We found a significant Stroop interference effect in all participants. Furthermore we demonstrated that all PD patients made more errors than normal controls when off medication. We found that in their “on state” patients had a shorter RT on switching behaviour between congruent and incongruent trials, in keeping with previous studies [8
]. Our findings are also consistent with previous studies showing improvement of Stroop performance in PD patients with and without deep brain stimulation [9
There was no difference in RT between PD patients and normal controls in keeping with previous studies [10
]. Further patients on medication showed a trend to be slower in RT in congruent trials followed by incongruent trials compared to incongruent trials followed by incongruent trials (). This might be explained by an increased awareness caused by the previous conflicting trial. We found no difference in error rates between the patient groups which implies that the inability to suppress automatic responses and the inability to suppress, for example, the urge to gamble depend on different processes and neural systems. Our findings are also in line with two other studies which have shown no impairment on the Frontal Assessment Battery scores in PD patients with pathological gambling compared to those without ICBs [11
]. Thus, ICBs seem to be unimpaired in tasks that are mediated by frontal cortex, as for example occurs also with response suppression tasks [13
]. Our results are also consistent with another study done in PD patients with pathological gambling, which showed impairment in a risk assessment task but not in other cognitive domains [14
]. Our study extends the current literature and demonstrates there is no difference in cognitive flexibility between PD controls and patients with impulse control disorders irrespective of the type.
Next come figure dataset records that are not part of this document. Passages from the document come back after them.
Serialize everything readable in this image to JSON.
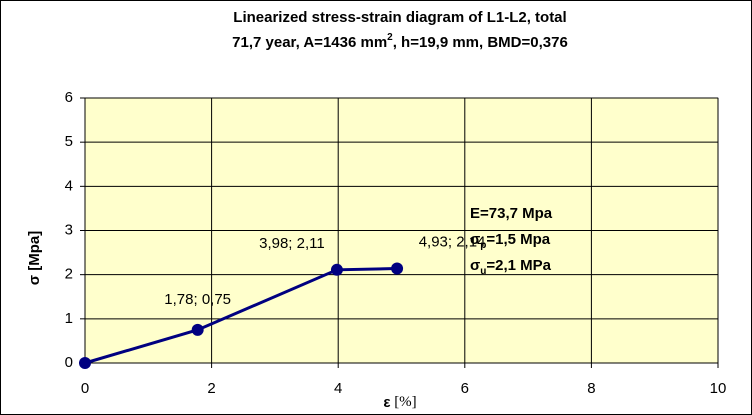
{
  "chart_data": {
    "type": "line",
    "title": [
      [
        {
          "text": "Linearized stress-strain diagram of L1-L2, total"
        }
      ],
      [
        {
          "text": "71,7 year, A=1436 mm"
        },
        {
          "text": "2",
          "sup": true
        },
        {
          "text": ", h=19,9 mm, BMD=0,376"
        }
      ]
    ],
    "x": [
      0,
      1.78,
      3.98,
      4.93
    ],
    "series": [
      {
        "color": "#000080",
        "values": [
          0,
          0.75,
          2.11,
          2.14
        ],
        "value_labels": [
          null,
          "1,78; 0,75",
          "3,98; 2,11",
          "4,93; 2,14"
        ]
      }
    ],
    "xlim": [
      0,
      10
    ],
    "xticks": [
      0,
      2,
      4,
      6,
      8,
      10
    ],
    "ylim": [
      0,
      6
    ],
    "yticks": [
      0,
      1,
      2,
      3,
      4,
      5,
      6
    ],
    "grid": true,
    "plot_background": "#ffffcc",
    "x_label": [
      {
        "text": "ε",
        "bold": true
      },
      {
        "text": " [%]",
        "serif": true
      }
    ],
    "y_label": "σ [Mpa]",
    "annotation": [
      [
        {
          "text": "E=73,7 Mpa"
        }
      ],
      [
        {
          "text": "σ"
        },
        {
          "text": "p",
          "sub": true
        },
        {
          "text": "=1,5 Mpa"
        }
      ],
      [
        {
          "text": "σ"
        },
        {
          "text": "u",
          "sub": true
        },
        {
          "text": "=2,1 MPa"
        }
      ]
    ]
  }
}
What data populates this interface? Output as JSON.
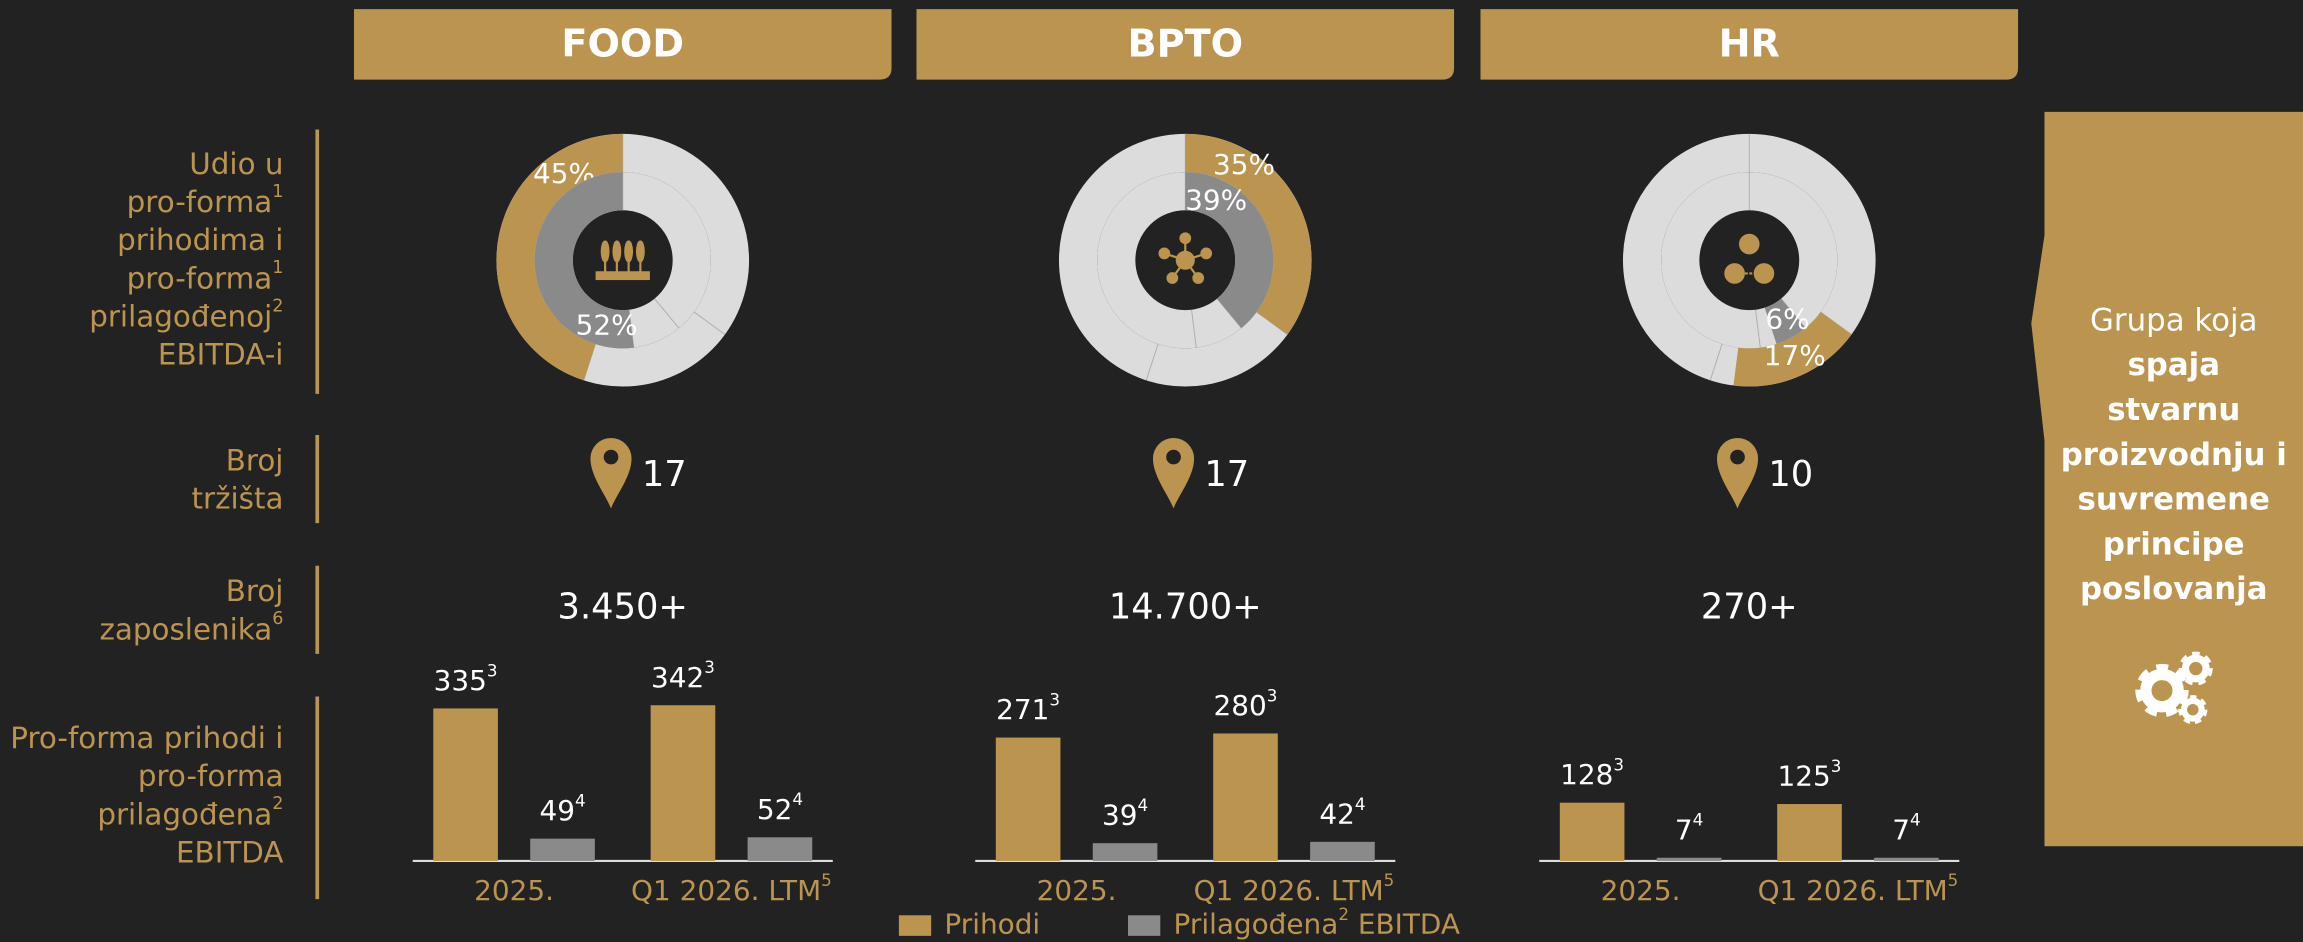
{
  "segments": [
    {
      "title": "FOOD",
      "icon": "wheat",
      "revenue_share": {
        "value": 45,
        "label": "45%"
      },
      "ebitda_share": {
        "value": 52,
        "label": "52%"
      },
      "markets": 17,
      "employees": "3.450+",
      "revenue": [
        335,
        342
      ],
      "revenue_note": "3",
      "ebitda": [
        49,
        52
      ],
      "ebitda_note": "4"
    },
    {
      "title": "BPTO",
      "icon": "network",
      "revenue_share": {
        "value": 35,
        "label": "35%"
      },
      "ebitda_share": {
        "value": 39,
        "label": "39%"
      },
      "markets": 17,
      "employees": "14.700+",
      "revenue": [
        271,
        280
      ],
      "revenue_note": "3",
      "ebitda": [
        39,
        42
      ],
      "ebitda_note": "4"
    },
    {
      "title": "HR",
      "icon": "people",
      "revenue_share": {
        "value": 17,
        "label": "17%"
      },
      "ebitda_share": {
        "value": 6,
        "label": "6%"
      },
      "markets": 10,
      "employees": "270+",
      "revenue": [
        128,
        125
      ],
      "revenue_note": "3",
      "ebitda": [
        7,
        7
      ],
      "ebitda_note": "4"
    }
  ],
  "bar_categories": [
    [
      "2025."
    ],
    [
      "Q1 2026. LTM",
      "5"
    ]
  ],
  "row_labels": [
    [
      [
        "Udio u"
      ],
      [
        "pro-forma",
        "1"
      ],
      [
        "prihodima i"
      ],
      [
        "pro-forma",
        "1"
      ],
      [
        "prilagođenoj",
        "2"
      ],
      [
        "EBITDA-i"
      ]
    ],
    [
      [
        "Broj"
      ],
      [
        "tržišta"
      ]
    ],
    [
      [
        "Broj"
      ],
      [
        "zaposlenika",
        "6"
      ]
    ],
    [
      [
        "Pro-forma prihodi i"
      ],
      [
        "pro-forma"
      ],
      [
        "prilagođena",
        "2"
      ],
      [
        "EBITDA"
      ]
    ]
  ],
  "legend": [
    {
      "pieces": [
        "Prihodi"
      ],
      "color": "#bb944f"
    },
    {
      "pieces": [
        "Prilagođena",
        "2",
        " EBITDA"
      ],
      "color": "#8a8a8a"
    }
  ],
  "side_panel": [
    {
      "text": "Grupa koja",
      "bold": false
    },
    {
      "text": "spaja",
      "bold": true
    },
    {
      "text": "stvarnu",
      "bold": true
    },
    {
      "text": "proizvodnju i",
      "bold": true
    },
    {
      "text": "suvremene",
      "bold": true
    },
    {
      "text": "principe",
      "bold": true
    },
    {
      "text": "poslovanja",
      "bold": true
    }
  ]
}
Furthermore performance of the Stroop test might not trigger mesolimbic dopamine release and could fail to activate limbic and reward centres of the brain which are known to be abnormal in PD+ICB patients. In line with this notion is the finding that there was no correlation between amygdala activation and Stroop performance [15
]. Since cognitive performance may vary during the day [16
], we tested patients in their “off” condition on average at about 8.30 am and patients of the “on” group at a similar time point, on average at 10.30 am.
There are however some limitations in our study. Patients who were tested first’ on’ then’ off’ were tested on separate days, whereas patients tested first off and then on were tested on the same day. Thus, the test-retest interval differed between the two groups and conceivably might have influenced the results. However, our significant results are within-subject effects comparing off vs. on, and they did not depend on the order of testing.
Future work using an emotionally charged Stroop test, which is more likely to activate the limbic system, could potentially demonstrate differences between the two PD groups.